Alexis Gardener and some of her classmates produced a nine-minute video titled 33, in which students speak candidly about their experiences as the underrepresented group at UCLA.
Shortly after the video’s release, Gardner received an anonymous note in her mailbox that read, “Stop being a sensitive n*****.”
Gardner is one of only 33 Black students at the UCLA School of Law; currently, the student body totals 1,100, making Black law students a mere 3 percent of the population.
The school administration was immediately notified and an investigation is underway. In an interview with the The Huffington Post, Nancy Greenstein, a spokesperson for the UCLA Police Department, said: “When it comes to hate crimes on our campus, we always go the extra mile in the investigation.” She also stated that prior to giving the note to authorities, multiple people handled the paper, making it difficult to identify fingerprints.
Dean Rachel Moran also released a statement to Above the Law, saying: “We recognize that racial issues exist across the campus, not just in the law school. In fact, just today Chancellor Block issued a special announcement about the need to redouble our diversity efforts in the wake of Proposition 209, which prohibited affirmative action in admissions at any public college or university in California.”
In addition to reporting all incidents to the university authorities, students have also created a Change.org petition addressed to Moran.

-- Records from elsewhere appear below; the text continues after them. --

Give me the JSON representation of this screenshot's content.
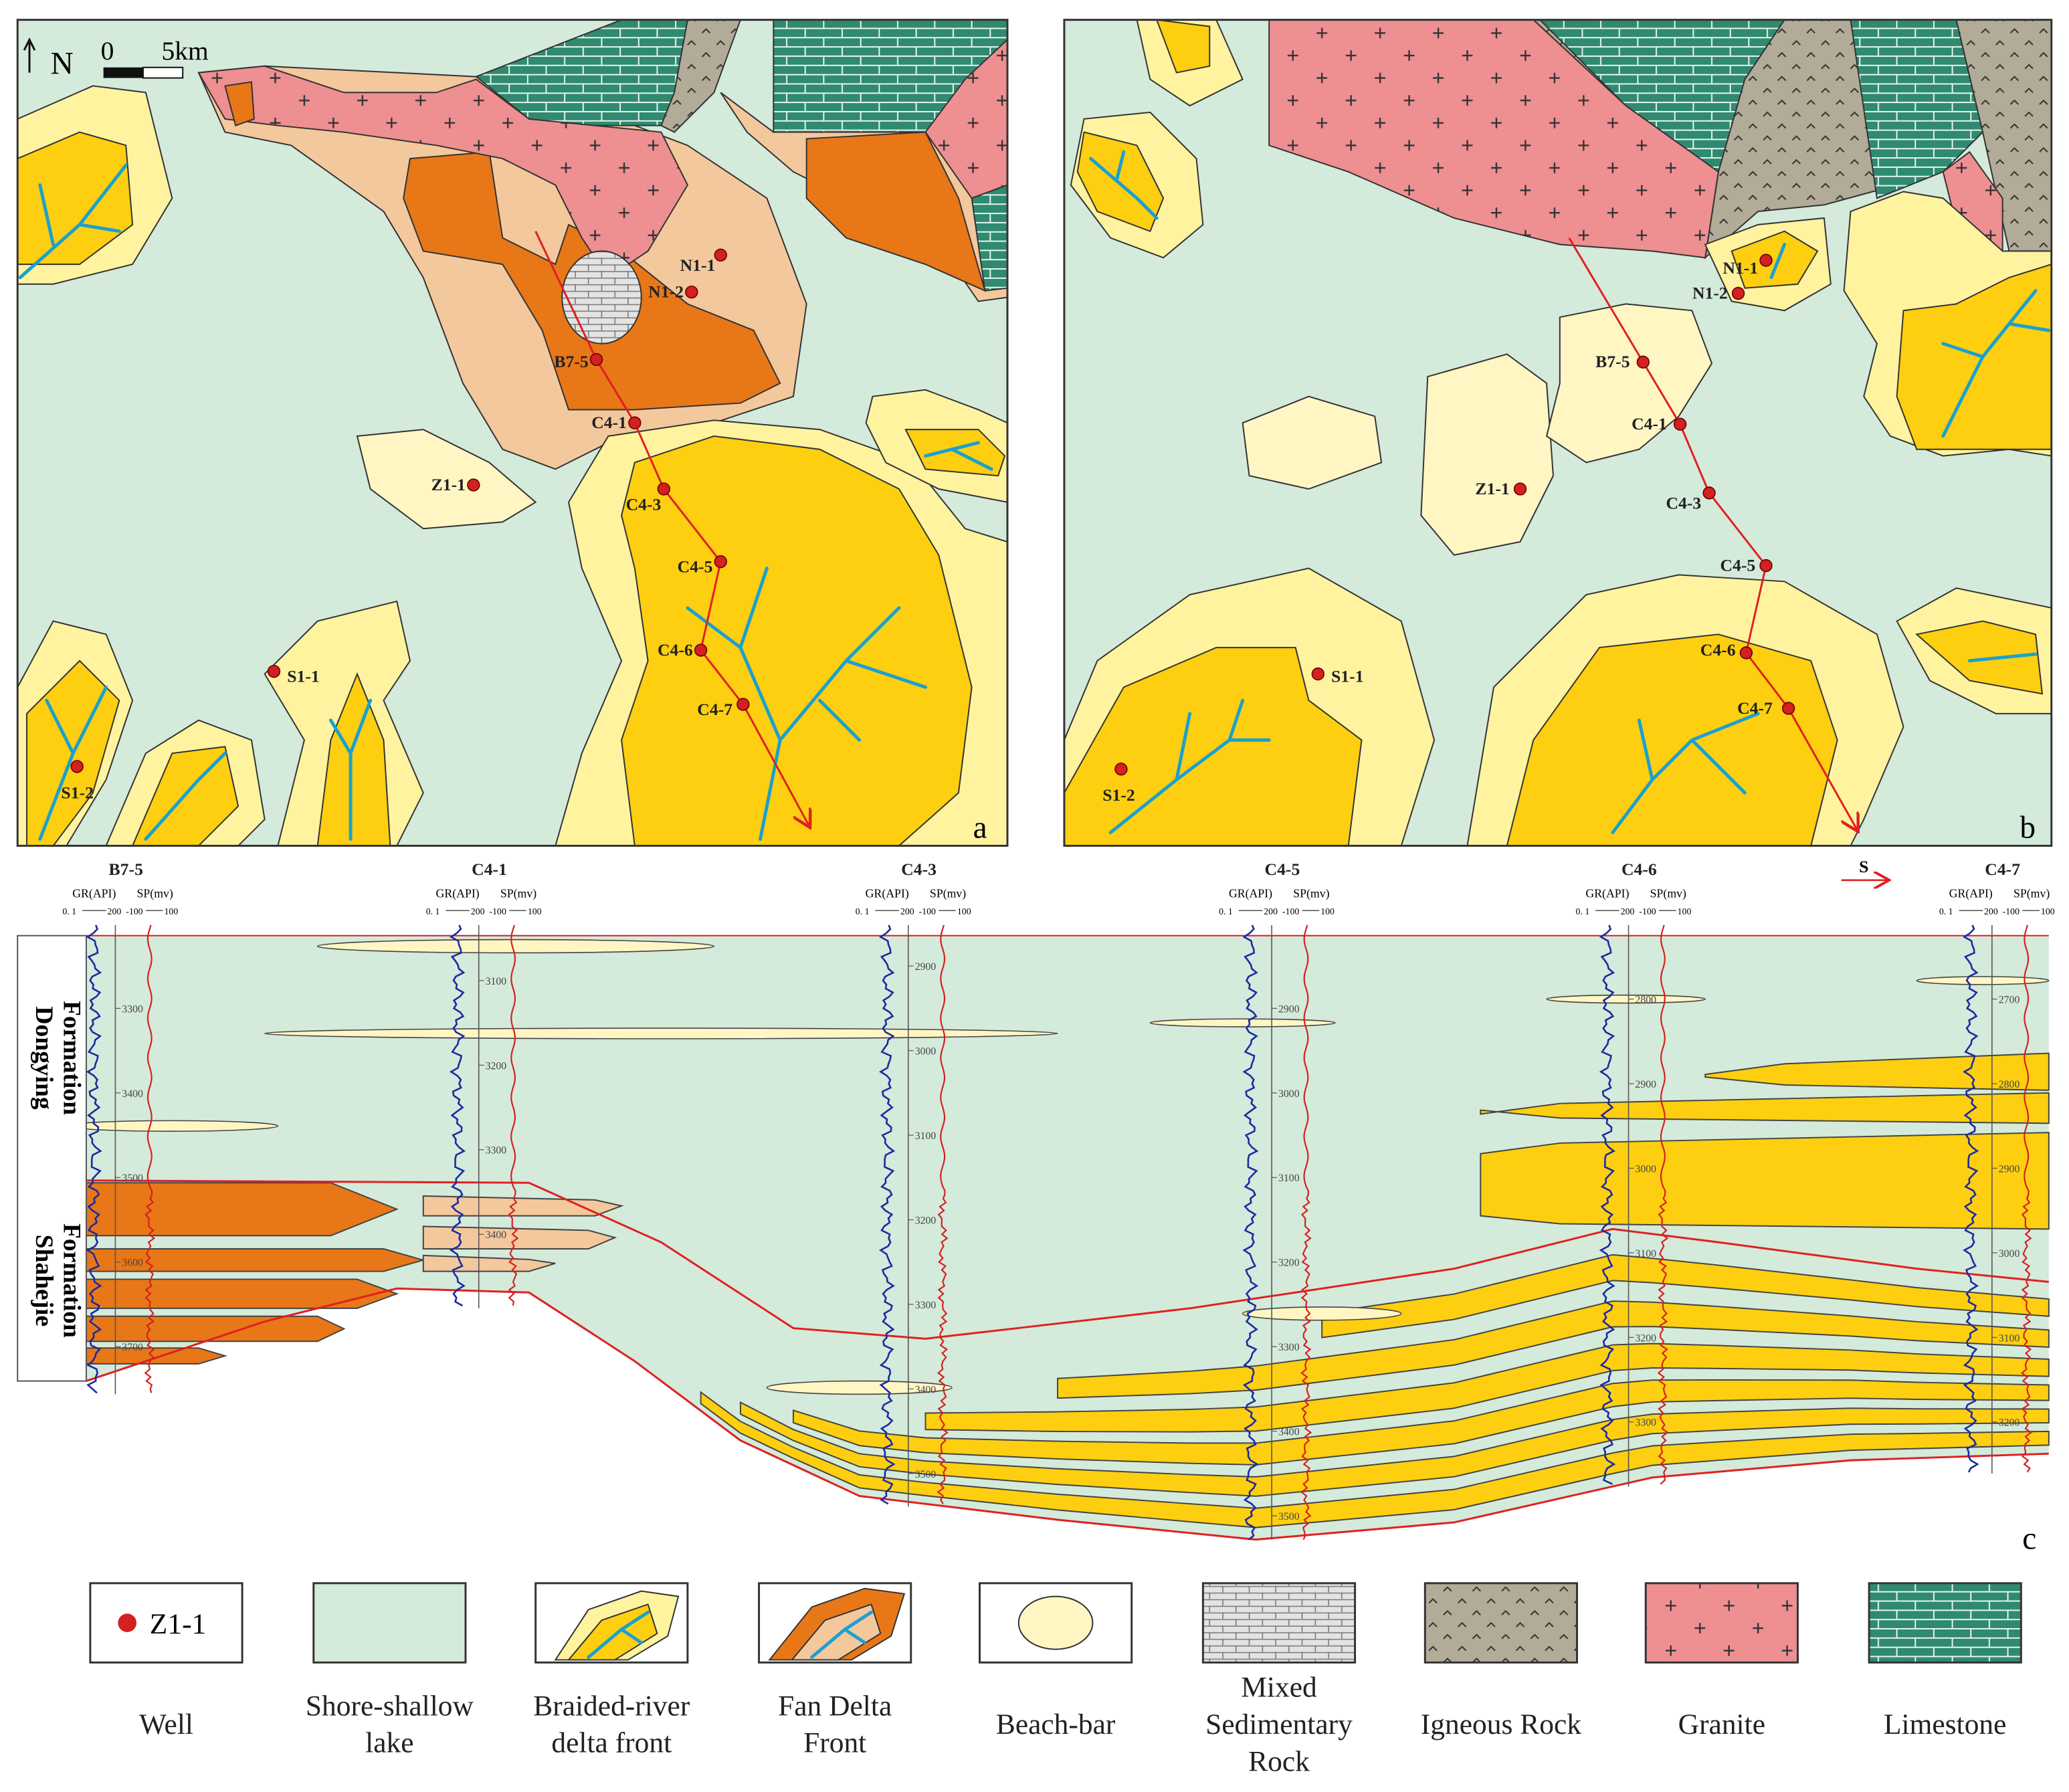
{
  "map_a": {
    "panel_label": "a",
    "north": "N",
    "scale_start": "0",
    "scale_end": "5km",
    "wells": [
      "N1-1",
      "N1-2",
      "B7-5",
      "C4-1",
      "C4-3",
      "C4-5",
      "C4-6",
      "C4-7",
      "Z1-1",
      "S1-1",
      "S1-2"
    ]
  },
  "map_b": {
    "panel_label": "b",
    "wells": [
      "N1-1",
      "N1-2",
      "B7-5",
      "C4-1",
      "C4-3",
      "C4-5",
      "C4-6",
      "C4-7",
      "Z1-1",
      "S1-1",
      "S1-2"
    ]
  },
  "section": {
    "panel_label": "c",
    "direction": "S",
    "log_header": {
      "gr": "GR(API)",
      "sp": "SP(mv)",
      "gr_min": "0. 1",
      "gr_max": "200",
      "sp_min": "-100",
      "sp_max": "100"
    },
    "formations": [
      [
        "Dongying",
        "Formation"
      ],
      [
        "Shahejie",
        "Formation"
      ]
    ],
    "wells": [
      {
        "name": "B7-5",
        "depths": [
          "3300",
          "3400",
          "3500",
          "3600",
          "3700"
        ]
      },
      {
        "name": "C4-1",
        "depths": [
          "3100",
          "3200",
          "3300",
          "3400"
        ]
      },
      {
        "name": "C4-3",
        "depths": [
          "2900",
          "3000",
          "3100",
          "3200",
          "3300",
          "3400",
          "3500"
        ]
      },
      {
        "name": "C4-5",
        "depths": [
          "2900",
          "3000",
          "3100",
          "3200",
          "3300",
          "3400",
          "3500"
        ]
      },
      {
        "name": "C4-6",
        "depths": [
          "2800",
          "2900",
          "3000",
          "3100",
          "3200",
          "3300"
        ]
      },
      {
        "name": "C4-7",
        "depths": [
          "2700",
          "2800",
          "2900",
          "3000",
          "3100",
          "3200"
        ]
      }
    ]
  },
  "legend": [
    {
      "lines": [
        "Well"
      ],
      "sample": "Z1-1"
    },
    {
      "lines": [
        "Shore-shallow",
        "lake"
      ]
    },
    {
      "lines": [
        "Braided-river",
        "delta front"
      ]
    },
    {
      "lines": [
        "Fan Delta",
        "Front"
      ]
    },
    {
      "lines": [
        "Beach-bar"
      ]
    },
    {
      "lines": [
        "Mixed",
        "Sedimentary",
        "Rock"
      ]
    },
    {
      "lines": [
        "Igneous Rock"
      ]
    },
    {
      "lines": [
        "Granite"
      ]
    },
    {
      "lines": [
        "Limestone"
      ]
    }
  ]
}
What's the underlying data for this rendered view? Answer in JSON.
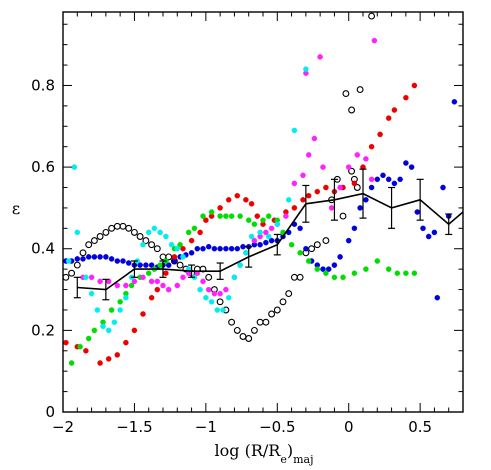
{
  "chart_data": {
    "type": "scatter",
    "title": "",
    "xlabel": "log (R/R_e)_maj",
    "xlabel_parts": {
      "pre": "log (R/R",
      "sub_e": "e",
      "close": ")",
      "sub_maj": "maj"
    },
    "ylabel": "ε",
    "xlim": [
      -2.0,
      0.8
    ],
    "ylim": [
      0.0,
      0.98
    ],
    "xticks": [
      -2,
      -1.5,
      -1,
      -0.5,
      0,
      0.5
    ],
    "xtick_labels": [
      "−2",
      "−1.5",
      "−1",
      "−0.5",
      "0",
      "0.5"
    ],
    "yticks": [
      0,
      0.2,
      0.4,
      0.6,
      0.8
    ],
    "ytick_labels": [
      "0",
      "0.2",
      "0.4",
      "0.6",
      "0.8"
    ],
    "grid": false,
    "series": [
      {
        "color": "#000000",
        "marker": "open-circle",
        "points": [
          [
            -1.98,
            0.33
          ],
          [
            -1.94,
            0.34
          ],
          [
            -1.9,
            0.36
          ],
          [
            -1.86,
            0.39
          ],
          [
            -1.82,
            0.41
          ],
          [
            -1.78,
            0.42
          ],
          [
            -1.74,
            0.43
          ],
          [
            -1.7,
            0.44
          ],
          [
            -1.66,
            0.45
          ],
          [
            -1.62,
            0.455
          ],
          [
            -1.58,
            0.455
          ],
          [
            -1.54,
            0.45
          ],
          [
            -1.5,
            0.44
          ],
          [
            -1.46,
            0.43
          ],
          [
            -1.42,
            0.42
          ],
          [
            -1.38,
            0.41
          ],
          [
            -1.34,
            0.4
          ],
          [
            -1.3,
            0.38
          ],
          [
            -1.26,
            0.38
          ],
          [
            -1.22,
            0.37
          ],
          [
            -1.18,
            0.36
          ],
          [
            -1.14,
            0.35
          ],
          [
            -1.1,
            0.34
          ],
          [
            -1.06,
            0.35
          ],
          [
            -1.02,
            0.35
          ],
          [
            -0.98,
            0.33
          ],
          [
            -0.94,
            0.3
          ],
          [
            -0.9,
            0.27
          ],
          [
            -0.86,
            0.25
          ],
          [
            -0.82,
            0.22
          ],
          [
            -0.78,
            0.2
          ],
          [
            -0.74,
            0.185
          ],
          [
            -0.7,
            0.18
          ],
          [
            -0.66,
            0.2
          ],
          [
            -0.62,
            0.22
          ],
          [
            -0.58,
            0.22
          ],
          [
            -0.54,
            0.24
          ],
          [
            -0.5,
            0.25
          ],
          [
            -0.46,
            0.27
          ],
          [
            -0.42,
            0.29
          ],
          [
            -0.38,
            0.33
          ],
          [
            -0.34,
            0.33
          ],
          [
            -0.3,
            0.39
          ],
          [
            -0.26,
            0.4
          ],
          [
            -0.22,
            0.41
          ],
          [
            -0.16,
            0.42
          ],
          [
            -0.12,
            0.52
          ],
          [
            -0.08,
            0.57
          ],
          [
            -0.04,
            0.48
          ],
          [
            0.02,
            0.59
          ],
          [
            0.04,
            0.57
          ],
          [
            0.06,
            0.55
          ],
          [
            -0.02,
            0.78
          ],
          [
            0.02,
            0.74
          ],
          [
            0.08,
            0.79
          ],
          [
            0.16,
            0.97
          ]
        ]
      },
      {
        "color": "#0000dd",
        "marker": "filled-circle",
        "points": [
          [
            -1.98,
            0.37
          ],
          [
            -1.94,
            0.37
          ],
          [
            -1.9,
            0.375
          ],
          [
            -1.86,
            0.375
          ],
          [
            -1.82,
            0.38
          ],
          [
            -1.78,
            0.38
          ],
          [
            -1.74,
            0.38
          ],
          [
            -1.7,
            0.38
          ],
          [
            -1.66,
            0.375
          ],
          [
            -1.62,
            0.37
          ],
          [
            -1.58,
            0.37
          ],
          [
            -1.54,
            0.365
          ],
          [
            -1.5,
            0.36
          ],
          [
            -1.46,
            0.36
          ],
          [
            -1.42,
            0.36
          ],
          [
            -1.38,
            0.36
          ],
          [
            -1.34,
            0.355
          ],
          [
            -1.3,
            0.36
          ],
          [
            -1.26,
            0.36
          ],
          [
            -1.22,
            0.37
          ],
          [
            -1.18,
            0.38
          ],
          [
            -1.14,
            0.385
          ],
          [
            -1.1,
            0.39
          ],
          [
            -1.06,
            0.4
          ],
          [
            -1.02,
            0.4
          ],
          [
            -0.98,
            0.405
          ],
          [
            -0.94,
            0.4
          ],
          [
            -0.9,
            0.4
          ],
          [
            -0.86,
            0.4
          ],
          [
            -0.82,
            0.4
          ],
          [
            -0.78,
            0.4
          ],
          [
            -0.74,
            0.405
          ],
          [
            -0.7,
            0.405
          ],
          [
            -0.66,
            0.41
          ],
          [
            -0.62,
            0.41
          ],
          [
            -0.58,
            0.415
          ],
          [
            -0.54,
            0.42
          ],
          [
            -0.5,
            0.42
          ],
          [
            -0.46,
            0.43
          ],
          [
            -0.42,
            0.44
          ],
          [
            -0.38,
            0.46
          ],
          [
            -0.34,
            0.45
          ],
          [
            -0.3,
            0.4
          ],
          [
            -0.26,
            0.37
          ],
          [
            -0.22,
            0.36
          ],
          [
            -0.18,
            0.35
          ],
          [
            -0.14,
            0.35
          ],
          [
            -0.1,
            0.36
          ],
          [
            -0.06,
            0.38
          ],
          [
            0.0,
            0.42
          ],
          [
            0.04,
            0.45
          ],
          [
            0.08,
            0.5
          ],
          [
            0.12,
            0.52
          ],
          [
            0.16,
            0.55
          ],
          [
            0.2,
            0.57
          ],
          [
            0.24,
            0.58
          ],
          [
            0.28,
            0.57
          ],
          [
            0.32,
            0.56
          ],
          [
            0.36,
            0.57
          ],
          [
            0.4,
            0.61
          ],
          [
            0.44,
            0.6
          ],
          [
            0.48,
            0.49
          ],
          [
            0.52,
            0.45
          ],
          [
            0.56,
            0.43
          ],
          [
            0.6,
            0.44
          ],
          [
            0.62,
            0.28
          ],
          [
            0.66,
            0.55
          ],
          [
            0.7,
            0.48
          ],
          [
            0.74,
            0.76
          ]
        ]
      },
      {
        "color": "#ee0000",
        "marker": "filled-circle",
        "points": [
          [
            -1.98,
            0.17
          ],
          [
            -1.9,
            0.16
          ],
          [
            -1.84,
            0.15
          ],
          [
            -1.74,
            0.12
          ],
          [
            -1.68,
            0.13
          ],
          [
            -1.62,
            0.14
          ],
          [
            -1.56,
            0.17
          ],
          [
            -1.5,
            0.2
          ],
          [
            -1.44,
            0.24
          ],
          [
            -1.38,
            0.28
          ],
          [
            -1.34,
            0.3
          ],
          [
            -1.28,
            0.34
          ],
          [
            -1.22,
            0.38
          ],
          [
            -1.16,
            0.4
          ],
          [
            -1.1,
            0.42
          ],
          [
            -1.04,
            0.44
          ],
          [
            -1.0,
            0.47
          ],
          [
            -0.96,
            0.48
          ],
          [
            -0.9,
            0.5
          ],
          [
            -0.84,
            0.52
          ],
          [
            -0.78,
            0.53
          ],
          [
            -0.72,
            0.52
          ],
          [
            -0.68,
            0.51
          ],
          [
            -0.64,
            0.48
          ],
          [
            -0.6,
            0.46
          ],
          [
            -0.52,
            0.47
          ],
          [
            -0.44,
            0.49
          ],
          [
            -0.38,
            0.5
          ],
          [
            -0.32,
            0.52
          ],
          [
            -0.28,
            0.53
          ],
          [
            -0.22,
            0.54
          ],
          [
            -0.16,
            0.55
          ],
          [
            -0.1,
            0.54
          ],
          [
            -0.04,
            0.55
          ],
          [
            0.04,
            0.56
          ],
          [
            0.1,
            0.6
          ],
          [
            0.16,
            0.65
          ],
          [
            0.22,
            0.68
          ],
          [
            0.28,
            0.72
          ],
          [
            0.32,
            0.74
          ],
          [
            0.4,
            0.77
          ],
          [
            0.46,
            0.8
          ]
        ]
      },
      {
        "color": "#00dd00",
        "marker": "filled-circle",
        "points": [
          [
            -1.94,
            0.12
          ],
          [
            -1.88,
            0.16
          ],
          [
            -1.82,
            0.18
          ],
          [
            -1.78,
            0.2
          ],
          [
            -1.72,
            0.22
          ],
          [
            -1.66,
            0.25
          ],
          [
            -1.6,
            0.27
          ],
          [
            -1.56,
            0.29
          ],
          [
            -1.52,
            0.31
          ],
          [
            -1.46,
            0.33
          ],
          [
            -1.4,
            0.34
          ],
          [
            -1.36,
            0.35
          ],
          [
            -1.32,
            0.36
          ],
          [
            -1.28,
            0.37
          ],
          [
            -1.22,
            0.4
          ],
          [
            -1.18,
            0.41
          ],
          [
            -1.12,
            0.44
          ],
          [
            -1.08,
            0.45
          ],
          [
            -1.02,
            0.48
          ],
          [
            -0.96,
            0.49
          ],
          [
            -0.9,
            0.48
          ],
          [
            -0.86,
            0.48
          ],
          [
            -0.82,
            0.48
          ],
          [
            -0.76,
            0.48
          ],
          [
            -0.7,
            0.47
          ],
          [
            -0.66,
            0.46
          ],
          [
            -0.6,
            0.47
          ],
          [
            -0.56,
            0.48
          ],
          [
            -0.5,
            0.47
          ],
          [
            -0.46,
            0.44
          ],
          [
            -0.4,
            0.41
          ],
          [
            -0.34,
            0.39
          ],
          [
            -0.28,
            0.37
          ],
          [
            -0.22,
            0.35
          ],
          [
            -0.16,
            0.34
          ],
          [
            -0.1,
            0.33
          ],
          [
            -0.04,
            0.33
          ],
          [
            0.04,
            0.34
          ],
          [
            0.12,
            0.35
          ],
          [
            0.2,
            0.37
          ],
          [
            0.28,
            0.35
          ],
          [
            0.34,
            0.34
          ],
          [
            0.4,
            0.34
          ],
          [
            0.46,
            0.34
          ]
        ]
      },
      {
        "color": "#ff22ff",
        "marker": "filled-circle",
        "points": [
          [
            -1.86,
            0.33
          ],
          [
            -1.8,
            0.33
          ],
          [
            -1.74,
            0.32
          ],
          [
            -1.68,
            0.32
          ],
          [
            -1.62,
            0.31
          ],
          [
            -1.56,
            0.31
          ],
          [
            -1.5,
            0.32
          ],
          [
            -1.44,
            0.33
          ],
          [
            -1.38,
            0.32
          ],
          [
            -1.34,
            0.32
          ],
          [
            -1.3,
            0.31
          ],
          [
            -1.26,
            0.3
          ],
          [
            -1.2,
            0.31
          ],
          [
            -1.16,
            0.33
          ],
          [
            -1.12,
            0.34
          ],
          [
            -1.06,
            0.34
          ],
          [
            -1.02,
            0.32
          ],
          [
            -0.98,
            0.3
          ],
          [
            -0.94,
            0.29
          ],
          [
            -0.9,
            0.29
          ],
          [
            -0.86,
            0.3
          ],
          [
            -0.8,
            0.33
          ],
          [
            -0.76,
            0.36
          ],
          [
            -0.72,
            0.39
          ],
          [
            -0.66,
            0.42
          ],
          [
            -0.62,
            0.43
          ],
          [
            -0.58,
            0.44
          ],
          [
            -0.54,
            0.45
          ],
          [
            -0.5,
            0.46
          ],
          [
            -0.44,
            0.48
          ],
          [
            -0.38,
            0.56
          ],
          [
            -0.32,
            0.58
          ],
          [
            -0.28,
            0.63
          ],
          [
            -0.24,
            0.67
          ],
          [
            -0.18,
            0.6
          ],
          [
            -0.12,
            0.5
          ],
          [
            -0.06,
            0.55
          ],
          [
            0.0,
            0.6
          ],
          [
            0.06,
            0.63
          ],
          [
            0.12,
            0.62
          ],
          [
            0.16,
            0.57
          ],
          [
            -0.3,
            0.83
          ],
          [
            -0.2,
            0.87
          ],
          [
            0.18,
            0.91
          ]
        ]
      },
      {
        "color": "#00eeee",
        "marker": "filled-circle",
        "points": [
          [
            -1.96,
            0.37
          ],
          [
            -1.9,
            0.44
          ],
          [
            -1.92,
            0.6
          ],
          [
            -1.84,
            0.33
          ],
          [
            -1.8,
            0.29
          ],
          [
            -1.76,
            0.25
          ],
          [
            -1.72,
            0.21
          ],
          [
            -1.68,
            0.2
          ],
          [
            -1.64,
            0.22
          ],
          [
            -1.6,
            0.25
          ],
          [
            -1.56,
            0.28
          ],
          [
            -1.52,
            0.33
          ],
          [
            -1.48,
            0.37
          ],
          [
            -1.44,
            0.41
          ],
          [
            -1.4,
            0.44
          ],
          [
            -1.36,
            0.45
          ],
          [
            -1.32,
            0.44
          ],
          [
            -1.28,
            0.43
          ],
          [
            -1.24,
            0.41
          ],
          [
            -1.2,
            0.4
          ],
          [
            -1.16,
            0.38
          ],
          [
            -1.12,
            0.35
          ],
          [
            -1.08,
            0.33
          ],
          [
            -1.04,
            0.3
          ],
          [
            -1.0,
            0.28
          ],
          [
            -0.96,
            0.27
          ],
          [
            -0.92,
            0.25
          ],
          [
            -0.88,
            0.25
          ],
          [
            -0.84,
            0.28
          ],
          [
            -0.8,
            0.33
          ],
          [
            -0.76,
            0.36
          ],
          [
            -0.72,
            0.39
          ],
          [
            -0.68,
            0.43
          ],
          [
            -0.62,
            0.44
          ],
          [
            -0.56,
            0.43
          ],
          [
            -0.5,
            0.46
          ],
          [
            -0.42,
            0.52
          ],
          [
            -0.38,
            0.69
          ],
          [
            -0.3,
            0.84
          ]
        ]
      }
    ],
    "mean_profile": {
      "color": "#000000",
      "x": [
        -1.9,
        -1.7,
        -1.5,
        -1.3,
        -1.1,
        -0.9,
        -0.7,
        -0.5,
        -0.3,
        -0.1,
        0.1,
        0.3,
        0.5,
        0.7,
        0.8
      ],
      "y": [
        0.305,
        0.3,
        0.35,
        0.35,
        0.345,
        0.345,
        0.38,
        0.41,
        0.51,
        0.52,
        0.535,
        0.5,
        0.52,
        0.46,
        0.49
      ],
      "err": [
        0.025,
        0.025,
        0.02,
        0.02,
        0.015,
        0.02,
        0.025,
        0.025,
        0.045,
        0.05,
        0.06,
        0.05,
        0.05,
        0.025,
        0.0
      ]
    }
  }
}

The dean documented her response to the petition in this statement to The Huffington Post: “I met for an hour and a half with 15 of our students to discuss the issues that were raised in the Change.org petition. I was happy to share that the law school is making progress on a number of fronts to promote diversity and racial tolerance.” She went on to say, “Our initiatives will include student and faculty workshops, curricular reform, restructuring some administrative positions and getting more financial aid money from the University and donors. Yesterday’s meeting is the start, not the conclusion, of a conversation that is taking place not only at the law school but also throughout the university community. As Chancellor Block said yesterday, we all need to redouble our efforts to promote diversity at UCLA.”